The hacker, who went by the name Aleks, is a Russian man in his mid-30s with a university education living in Siberia, Talos researchers determined. Aleks claimed to be a former IT professional who turned to hacking because he had difficulty supporting himself with “white-hat” security roles.

“He expressed a general sense of disappointment, at times even resentment, for not being properly appreciated within the Russian cyber industry,” Talos researchers wrote in the report.

Aleks primarily targeted victims using LockBit, an increasingly prevalent “ransomware-as-a-service” software whose developers take a cut of the ransom that victims pay. Aleks would scan victims’ online systems to see what web services they use, then search the dark web for employees’ passwords — where login credentials stolen in data breaches are sold by other hackers — to gain entry to those services and install LockBit’s malware.

Unlike sophisticated nation-state hackers that look to exploit brand-new vulnerabilities before they’re patched, Aleks typically targeted well-known security issues already widely circulating online, meaning in most cases his victims would have been protected against the attacks if they regularly installed software updates.

This illustrates how easy it can be for cybercriminals to use readily available ransomware-as-a-service tools to make money, suggesting that the rate of ransomware attacks will continue to rise as long as those tools are available with few barriers to entry.

Aleks told researchers that he primarily targets US organizations, especially government agencies that are likely to have cyber insurance policies because they’re more likely to pay ransoms.

Aleks seemed intent on convincing Talos researchers that he was guided by ethics and primarily wanted to teach victims a lesson about their cyber weaknesses. He also claimed that he didn’t target hospitals. But according to Williams, Aleks subsequently gave away details that contradicted that claim: For instance, he divulged that hospitals were more likely to pay ransoms than other organizations, apparently speaking from experience.

“They would say things like, they would never target the medical industry, and describe scenarios that painted them in a great ethical light,” Williams said.

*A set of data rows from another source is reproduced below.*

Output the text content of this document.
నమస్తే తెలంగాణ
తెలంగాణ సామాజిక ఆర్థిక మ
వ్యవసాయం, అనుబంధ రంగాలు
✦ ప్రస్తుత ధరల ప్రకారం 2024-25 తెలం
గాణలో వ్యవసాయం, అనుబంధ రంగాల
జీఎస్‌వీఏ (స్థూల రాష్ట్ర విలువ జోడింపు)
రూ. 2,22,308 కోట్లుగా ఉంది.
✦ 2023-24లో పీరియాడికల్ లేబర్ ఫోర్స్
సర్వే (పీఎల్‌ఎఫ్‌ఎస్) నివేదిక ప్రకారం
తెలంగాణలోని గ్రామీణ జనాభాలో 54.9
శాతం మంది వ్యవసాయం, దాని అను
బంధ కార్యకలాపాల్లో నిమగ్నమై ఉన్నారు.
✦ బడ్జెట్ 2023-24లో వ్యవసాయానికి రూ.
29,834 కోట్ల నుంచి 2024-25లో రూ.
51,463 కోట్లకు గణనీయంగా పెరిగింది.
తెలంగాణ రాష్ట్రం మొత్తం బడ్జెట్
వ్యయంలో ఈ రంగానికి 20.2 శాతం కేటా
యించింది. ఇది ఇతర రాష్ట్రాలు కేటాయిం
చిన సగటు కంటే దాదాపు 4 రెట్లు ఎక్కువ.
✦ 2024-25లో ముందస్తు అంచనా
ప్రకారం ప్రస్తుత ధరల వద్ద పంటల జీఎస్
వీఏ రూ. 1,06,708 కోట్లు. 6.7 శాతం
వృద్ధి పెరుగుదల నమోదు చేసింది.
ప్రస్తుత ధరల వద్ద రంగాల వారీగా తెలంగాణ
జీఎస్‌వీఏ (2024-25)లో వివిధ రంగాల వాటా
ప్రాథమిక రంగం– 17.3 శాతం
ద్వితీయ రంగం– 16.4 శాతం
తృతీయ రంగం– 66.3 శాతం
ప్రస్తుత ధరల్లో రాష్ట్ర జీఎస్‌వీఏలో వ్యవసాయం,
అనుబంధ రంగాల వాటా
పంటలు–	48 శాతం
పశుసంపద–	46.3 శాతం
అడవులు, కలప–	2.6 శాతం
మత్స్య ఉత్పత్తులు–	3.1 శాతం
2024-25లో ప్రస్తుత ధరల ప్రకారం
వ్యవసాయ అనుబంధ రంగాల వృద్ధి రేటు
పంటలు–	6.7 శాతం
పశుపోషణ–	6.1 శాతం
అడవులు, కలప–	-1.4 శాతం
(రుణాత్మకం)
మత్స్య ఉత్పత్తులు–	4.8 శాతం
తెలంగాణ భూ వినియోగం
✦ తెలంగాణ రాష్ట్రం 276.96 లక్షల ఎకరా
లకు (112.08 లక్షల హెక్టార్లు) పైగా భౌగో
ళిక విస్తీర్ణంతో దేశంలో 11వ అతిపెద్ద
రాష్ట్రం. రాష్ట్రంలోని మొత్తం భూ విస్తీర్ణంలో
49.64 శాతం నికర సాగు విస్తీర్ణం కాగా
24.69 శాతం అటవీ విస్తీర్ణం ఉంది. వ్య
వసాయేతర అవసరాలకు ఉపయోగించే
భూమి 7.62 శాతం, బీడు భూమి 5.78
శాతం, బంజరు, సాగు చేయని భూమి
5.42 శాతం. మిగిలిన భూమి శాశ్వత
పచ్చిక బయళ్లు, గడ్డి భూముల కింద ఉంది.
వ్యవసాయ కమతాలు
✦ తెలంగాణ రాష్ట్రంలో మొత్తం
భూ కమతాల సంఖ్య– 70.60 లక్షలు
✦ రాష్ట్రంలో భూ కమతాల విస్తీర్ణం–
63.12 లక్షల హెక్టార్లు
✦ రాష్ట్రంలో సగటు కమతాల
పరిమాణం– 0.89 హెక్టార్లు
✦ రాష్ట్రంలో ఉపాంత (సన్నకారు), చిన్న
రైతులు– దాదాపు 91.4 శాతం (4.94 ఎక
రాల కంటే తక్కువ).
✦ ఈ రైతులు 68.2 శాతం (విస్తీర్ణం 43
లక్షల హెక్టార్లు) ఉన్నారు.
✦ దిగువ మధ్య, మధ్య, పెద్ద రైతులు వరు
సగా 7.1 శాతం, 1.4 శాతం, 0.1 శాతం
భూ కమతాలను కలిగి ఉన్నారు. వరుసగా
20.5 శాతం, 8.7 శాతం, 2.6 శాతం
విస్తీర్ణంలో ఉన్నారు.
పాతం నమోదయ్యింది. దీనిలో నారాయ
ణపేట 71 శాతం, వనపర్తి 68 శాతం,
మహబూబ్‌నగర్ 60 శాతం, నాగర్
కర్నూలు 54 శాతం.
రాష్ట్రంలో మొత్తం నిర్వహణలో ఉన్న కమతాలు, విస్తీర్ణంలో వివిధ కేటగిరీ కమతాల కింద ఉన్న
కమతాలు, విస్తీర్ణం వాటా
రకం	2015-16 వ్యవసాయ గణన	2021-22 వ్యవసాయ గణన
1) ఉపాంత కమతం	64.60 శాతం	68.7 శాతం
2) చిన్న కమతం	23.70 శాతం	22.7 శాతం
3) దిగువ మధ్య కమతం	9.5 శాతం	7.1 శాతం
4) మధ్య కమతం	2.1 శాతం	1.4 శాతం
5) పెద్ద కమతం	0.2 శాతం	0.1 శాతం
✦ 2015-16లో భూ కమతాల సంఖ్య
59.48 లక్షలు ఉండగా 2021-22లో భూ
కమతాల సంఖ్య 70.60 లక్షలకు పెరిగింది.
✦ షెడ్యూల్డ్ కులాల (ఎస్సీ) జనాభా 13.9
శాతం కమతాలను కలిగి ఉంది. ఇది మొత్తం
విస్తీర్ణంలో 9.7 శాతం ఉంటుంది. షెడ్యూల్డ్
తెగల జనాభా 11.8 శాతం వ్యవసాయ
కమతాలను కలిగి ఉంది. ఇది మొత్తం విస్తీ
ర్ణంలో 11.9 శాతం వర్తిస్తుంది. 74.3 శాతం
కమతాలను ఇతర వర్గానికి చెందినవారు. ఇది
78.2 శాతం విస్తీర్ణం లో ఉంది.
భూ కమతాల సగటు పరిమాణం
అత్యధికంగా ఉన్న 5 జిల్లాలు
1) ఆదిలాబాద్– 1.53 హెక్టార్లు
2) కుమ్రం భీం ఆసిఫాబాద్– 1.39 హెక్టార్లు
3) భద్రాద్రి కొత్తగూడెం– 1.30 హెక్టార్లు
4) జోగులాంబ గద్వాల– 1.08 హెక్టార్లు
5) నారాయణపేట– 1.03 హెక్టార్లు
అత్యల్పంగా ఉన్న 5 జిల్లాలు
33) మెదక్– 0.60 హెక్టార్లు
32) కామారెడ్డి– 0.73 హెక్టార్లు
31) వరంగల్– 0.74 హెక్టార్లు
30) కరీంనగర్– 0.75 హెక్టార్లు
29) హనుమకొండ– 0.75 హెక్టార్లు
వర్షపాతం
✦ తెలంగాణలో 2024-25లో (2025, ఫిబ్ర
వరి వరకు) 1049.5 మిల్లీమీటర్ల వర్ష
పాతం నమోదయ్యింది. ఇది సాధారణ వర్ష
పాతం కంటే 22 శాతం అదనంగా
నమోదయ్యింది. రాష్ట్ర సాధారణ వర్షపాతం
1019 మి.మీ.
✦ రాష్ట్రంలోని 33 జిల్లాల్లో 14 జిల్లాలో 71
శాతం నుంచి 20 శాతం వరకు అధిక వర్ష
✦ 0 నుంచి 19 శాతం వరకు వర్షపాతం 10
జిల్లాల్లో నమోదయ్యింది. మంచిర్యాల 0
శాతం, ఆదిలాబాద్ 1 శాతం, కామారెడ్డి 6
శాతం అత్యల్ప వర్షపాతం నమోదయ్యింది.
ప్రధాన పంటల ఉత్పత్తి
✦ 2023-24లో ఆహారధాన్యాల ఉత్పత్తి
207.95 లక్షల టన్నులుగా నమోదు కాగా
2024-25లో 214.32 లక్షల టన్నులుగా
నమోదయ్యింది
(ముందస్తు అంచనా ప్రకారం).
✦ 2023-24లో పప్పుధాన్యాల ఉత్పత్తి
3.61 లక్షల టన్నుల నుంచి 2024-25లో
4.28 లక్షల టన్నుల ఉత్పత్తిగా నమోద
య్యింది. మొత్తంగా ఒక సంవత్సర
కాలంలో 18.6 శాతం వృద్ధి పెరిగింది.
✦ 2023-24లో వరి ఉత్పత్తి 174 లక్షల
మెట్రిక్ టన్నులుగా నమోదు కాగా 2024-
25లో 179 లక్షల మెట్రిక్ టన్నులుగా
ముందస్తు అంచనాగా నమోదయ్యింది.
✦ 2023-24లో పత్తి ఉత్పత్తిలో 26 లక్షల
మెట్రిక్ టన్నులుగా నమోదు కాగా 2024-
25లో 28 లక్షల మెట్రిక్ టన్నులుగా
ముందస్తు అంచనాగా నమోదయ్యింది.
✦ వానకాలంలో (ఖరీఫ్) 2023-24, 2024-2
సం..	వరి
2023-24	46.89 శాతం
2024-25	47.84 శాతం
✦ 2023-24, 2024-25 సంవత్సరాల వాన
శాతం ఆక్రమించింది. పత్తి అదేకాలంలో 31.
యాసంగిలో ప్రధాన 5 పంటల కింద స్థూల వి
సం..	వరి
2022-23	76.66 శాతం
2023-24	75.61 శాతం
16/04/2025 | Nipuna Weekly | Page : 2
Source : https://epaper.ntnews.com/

Meanwhile, we had concrete proof that none of that was true.

The episode shows how free-wheeling hackers can be guided by economic circumstances to participate in major cybercrimes, Williams said. It also shows how ostensible moral obligations to avoid targeting healthcare institutions can be easily outweighed by the ability to easily turn a profit.

Healthcare organizations and government agencies are prime targets for ransomware attacks because they’re the most likely to pay ransoms rather than wait hackers out. Local government agencies also typically have low or nonexistent cybersecurity budgets, making them susceptible to attacks. The number of government agencies, schools, and healthcare providers affected by ransomware attacks rose from 966 in 2019 to 2,354 in 2020, according to the security firm Emsisoft.